The following code will create a neural network that inputs a state (one value) and outputs 4 values (one for each action), it will also assume 16 possible states (0-15):

import numpy as np
import tensorflow as tf
from tensorflow import keras
from tensorflow.python.keras.layers import Dense

x_data = np.linspace(0, 15, 16)
normalizer = keras.layers.Normalization(input_shape=[1,], axis=None)

model = keras.Sequential([
normalizer,
Dense(64, activation='relu'),
Dense(64, activation='relu'),
Dense(4)
])

model.compile(
loss='mse'
)

Some of this code can be safely ignored (normalization and the compile method).

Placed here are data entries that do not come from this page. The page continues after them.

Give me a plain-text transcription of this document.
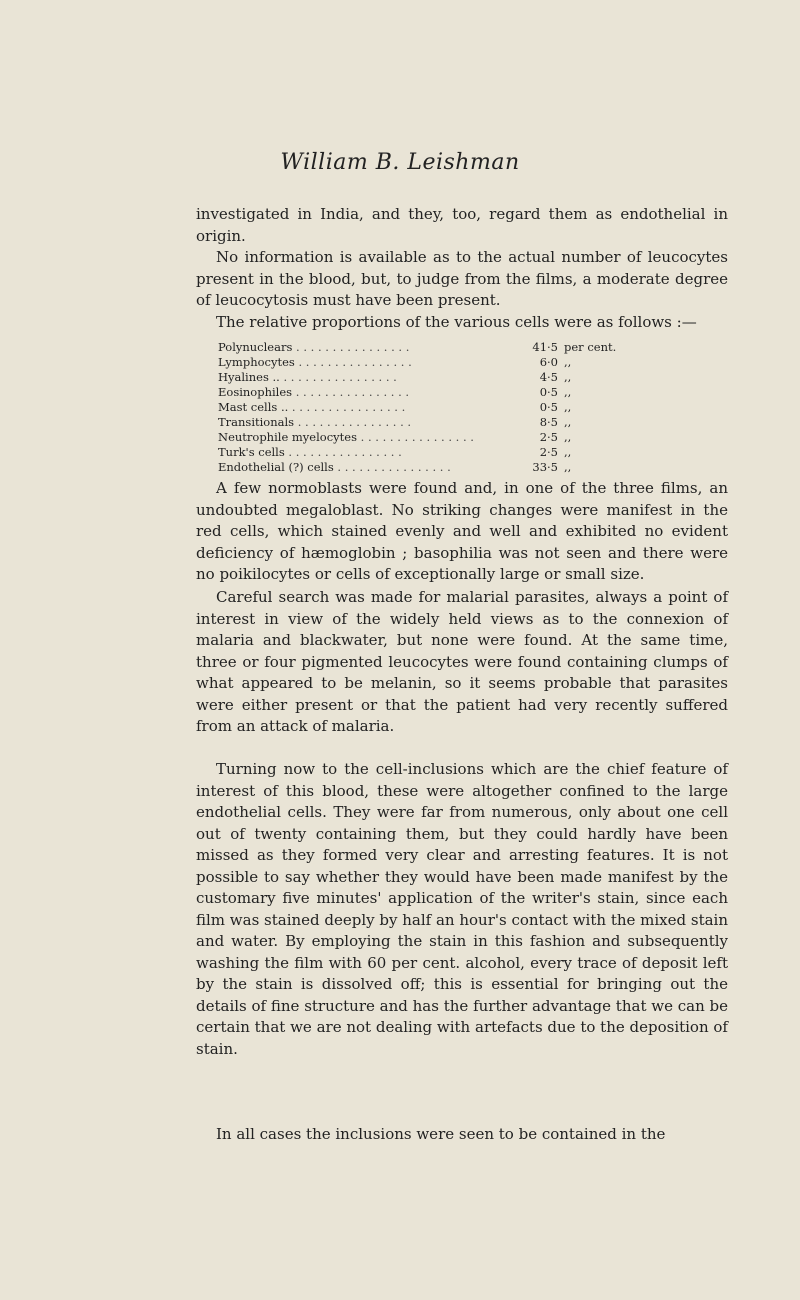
William B. Leishman

investigated in India, and they, too, regard them as endothelial in origin.

No information is available as to the actual number of leucocytes present in the blood, but, to judge from the films, a moderate degree of leucocytosis must have been present.

The relative proportions of the various cells were as follows :—

Polynuclears . .	41·5 per cent.
Lymphocytes . .	6·0 ,,
Hyalines .. . .	4·5 ,,
Eosinophiles . .	0·5 ,,
Mast cells .. . .	0·5 ,,
Transitionals . .	8·5 ,,
Neutrophile myelocytes . .	2·5 ,,
Turk's cells . .	2·5 ,,
Endothelial (?) cells . .	33·5 ,,

A few normoblasts were found and, in one of the three films, an undoubted megaloblast. No striking changes were manifest in the red cells, which stained evenly and well and exhibited no evident deficiency of hæmoglobin ; basophilia was not seen and there were no poikilocytes or cells of exceptionally large or small size.

Careful search was made for malarial parasites, always a point of interest in view of the widely held views as to the connexion of malaria and blackwater, but none were found. At the same time, three or four pigmented leucocytes were found containing clumps of what appeared to be melanin, so it seems probable that parasites were either present or that the patient had very recently suffered from an attack of malaria.

Turning now to the cell-inclusions which are the chief feature of interest of this blood, these were altogether confined to the large endothelial cells. They were far from numerous, only about one cell out of twenty containing them, but they could hardly have been missed as they formed very clear and arresting features. It is not possible to say whether they would have been made manifest by the customary five minutes' application of the writer's stain, since each film was stained deeply by half an hour's contact with the mixed stain and water. By employing the stain in this fashion and subsequently washing the film with 60 per cent. alcohol, every trace of deposit left by the stain is dissolved off; this is essential for bringing out the details of fine structure and has the further advantage that we can be certain that we are not dealing with artefacts due to the deposition of stain.

In all cases the inclusions were seen to be contained in the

Tasks/Questions - What is the design of this neural network?

### Part B - Training

As we already have Q-Values, let us train the network on the data:

y_data = np.array([
[0.54, 0.53, 0.53, 0.52],
[0.34, 0.33, 0.32, 0.50],
[0.44, 0.43, 0.42, 0.47],
[0.31, 0.31, 0.30, 0.46],
[0.56, 0.38, 0.37, 0.36],
[0., 0., 0., 0.],
[0.36, 0.2, 0.36, 0.16],
[0., 0., 0., 0.],
[0.38, 0.41, 0.40, 0.59],
[0.44, 0.64, 0.45, 0.40],
[0.62, 0.50, 0.40, 0.33],
[0., 0., 0., 0.],
[0., 0., 0., 0.],
[0.46, 0.53, 0.74, 0.50],
[0.73, 0.86, 0.82, 0.78],
[1, 1, 1, 1]
])

model.fit(
x_data,
y_data,
epochs=50000,
verbose=0)

Tasks/Questions - Test out the forward propagation, are the values similar to what you expect from a Q-table? - Plot the utility given optimal play.

### Part C - FrozenLake

Given the model trained above and an optimal policy (argmax of output), can you move around the environment/solve the problem?